When two observers look at the same thing they measure things uniquely. A relativity theory tells us how we do a calculation that both observers agree upon. Special relativity applies to space-time. All inertial observers agree on the speed of light. The zero interval forms the light cone whose intersection defines the origin. All inertial observers can calculate the interval between any pair events and agree: $ t^2 - R^2 = t'^2 - R'^2 = \tau^2 $ which form parabolas. The Lorentz group characterizes the symmetry. All the changes for gravity happen in the phase space of space-time governed by the Poincaré group. A phase space of space-time can be converted into an energy-momentum graph. Energy and angular momentum are conserved.

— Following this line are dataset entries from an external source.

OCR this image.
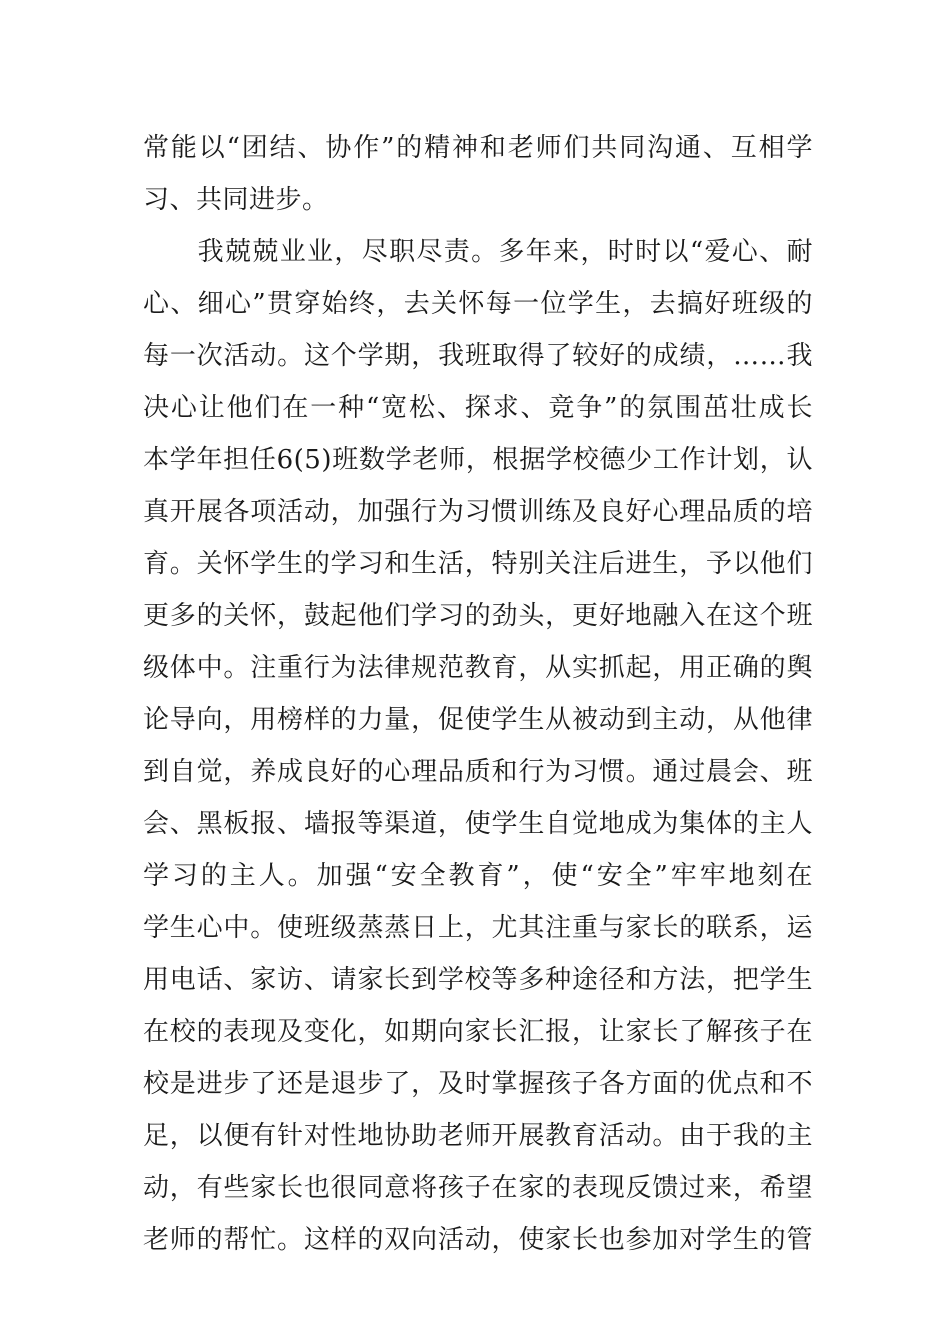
常能以“团结、协作”的精神和老师们共同沟通、互相学
习、共同进步。
　　我兢兢业业，尽职尽责。多年来，时时以“爱心、耐
心、细心”贯穿始终，去关怀每一位学生，去搞好班级的
每一次活动。这个学期，我班取得了较好的成绩，……我
决心让他们在一种“宽松、探求、竞争”的氛围茁壮成长
本学年担任6(5)班数学老师，根据学校德少工作计划，认
真开展各项活动，加强行为习惯训练及良好心理品质的培
育。关怀学生的学习和生活，特别关注后进生，予以他们
更多的关怀，鼓起他们学习的劲头，更好地融入在这个班
级体中。注重行为法律规范教育，从实抓起，用正确的舆
论导向，用榜样的力量，促使学生从被动到主动，从他律
到自觉，养成良好的心理品质和行为习惯。通过晨会、班
会、黑板报、墙报等渠道，使学生自觉地成为集体的主人
学习的主人。加强“安全教育”，使“安全”牢牢地刻在
学生心中。使班级蒸蒸日上，尤其注重与家长的联系，运
用电话、家访、请家长到学校等多种途径和方法，把学生
在校的表现及变化，如期向家长汇报，让家长了解孩子在
校是进步了还是退步了，及时掌握孩子各方面的优点和不
足，以便有针对性地协助老师开展教育活动。由于我的主
动，有些家长也很同意将孩子在家的表现反馈过来，希望
老师的帮忙。这样的双向活动，使家长也参加对学生的管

The zeroes in energy-angular momentum space are the horizontal and vertical axes. My hypothesis is that non-inertial observers in a gravitational field will agree on the product of energy and angular momentum which forms hyperbolas but at 45 degrees to those in special relativity. A transformation law can be derived showing that $E' = E/\gamma = m \frac{d t}{d \tau}/\gamma, P' = \gamma P = \gamma m \frac{d R}{d \tau}$. The Newtonian gravitational escape velocity for the gamma is consistent with light bending tests but not higher order experiments.